The award was renamed in 2002 in honor of Quadracci following his untimely death earlier that year.
A 1995 Printing Impressions/RIT Printing Industry Hall of Fame inductee, Treis joined the sales department at R&L (later modified to the single word, phonetic match Arandell). Five years later, when the owner of the company returned from vacation and announced he had found a place to retire in California, a golden opportunity opened for Treis to purchase the company.
"He said I had a month to get it together," Treis recalls of the tight time frame.
Treis grew his business while embracing any form of technology that he thought would advance print quality. By 1981, the company had grown to become one of the largest lithographic sheetfed printers in Wisconsin, producing annual reports, brochures, inserts, labels and small publications.
He decided to expand the company's offering by purchasing the E.F. Schmidt Co., which gave Arandell four-color web offset capability. The business was also relocated to a 250,000-square-foot facility, a figure that now stands at 415,000 square feet.
The move allowed Arandell to build up to its current position as one of the leading four-color catalog printers in the United States.
Treis notes that his company has been fortunate over the years to work with major suppliers on their research and development projects. It was almost impossible to avoid forging a close relationship with Heidelberg as it gained a greater share of the market.
"The big project we're working on now is a new press," Treis remarks of a Heidelberg (soon to be Goss) M-3000 web press he expects to have installed by June. "It will increase productivity by one-third, but not increase labor costs."
His industry service, among other things, has included serving on the board of the then-National Association of Printers and Lithographers (NAPL). Treis also had a passion for advancing print education, and developed a strong relationship with the graphic arts co-op program at the University of Wisconsin-Stout. He has supported the Stout program with financial gifts, as well as the donation of materials, particularly paper.
For more than three decades, Arandell has hired students from Stout's program. And Treis must have liked the initial Stout hire because it was current company president and COO, Jim Giencke.
Giencke has become like a son to Treis, who already has three sons who have taken the business torch: Donald, company CEO; James, executive vice president of sales and marketing; and David, vice president and general manager.
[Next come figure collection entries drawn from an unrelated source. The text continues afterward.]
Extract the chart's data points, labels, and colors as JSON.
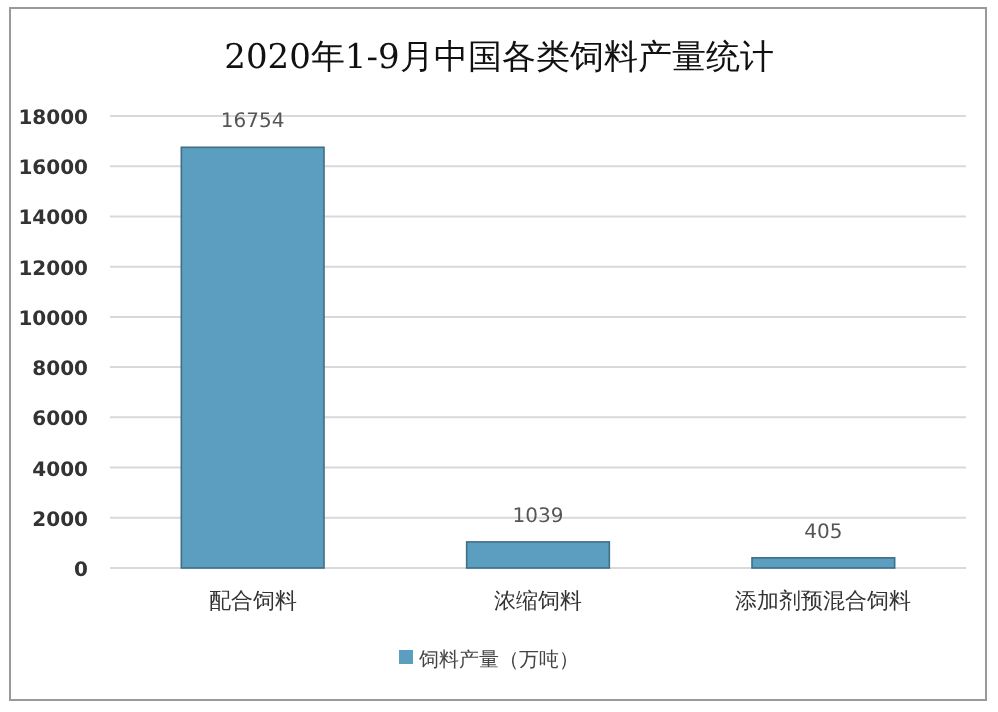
{
  "chart_data": {
    "type": "bar",
    "title": "2020年1-9月中国各类饲料产量统计",
    "categories": [
      "配合饲料",
      "浓缩饲料",
      "添加剂预混合饲料"
    ],
    "series": [
      {
        "name": "饲料产量（万吨）",
        "color": "#5b9ebf",
        "values": [
          16754,
          1039,
          405
        ]
      }
    ],
    "ylim": [
      0,
      18000
    ],
    "yticks": [
      0,
      2000,
      4000,
      6000,
      8000,
      10000,
      12000,
      14000,
      16000,
      18000
    ],
    "grid": "y",
    "legend": "bottom",
    "data_labels": true
  }
}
"My father is an innovator who always pushed the envelope with technology," states Jim Treis. "One of the reasons for our success is that he always made sure that our operations were state-of-the-art. Not just the equipment, but also the people. Because without good people, you can forget about the equipment.
"With our changing marketplace, we always need to be one step ahead and that's something he's always strived for."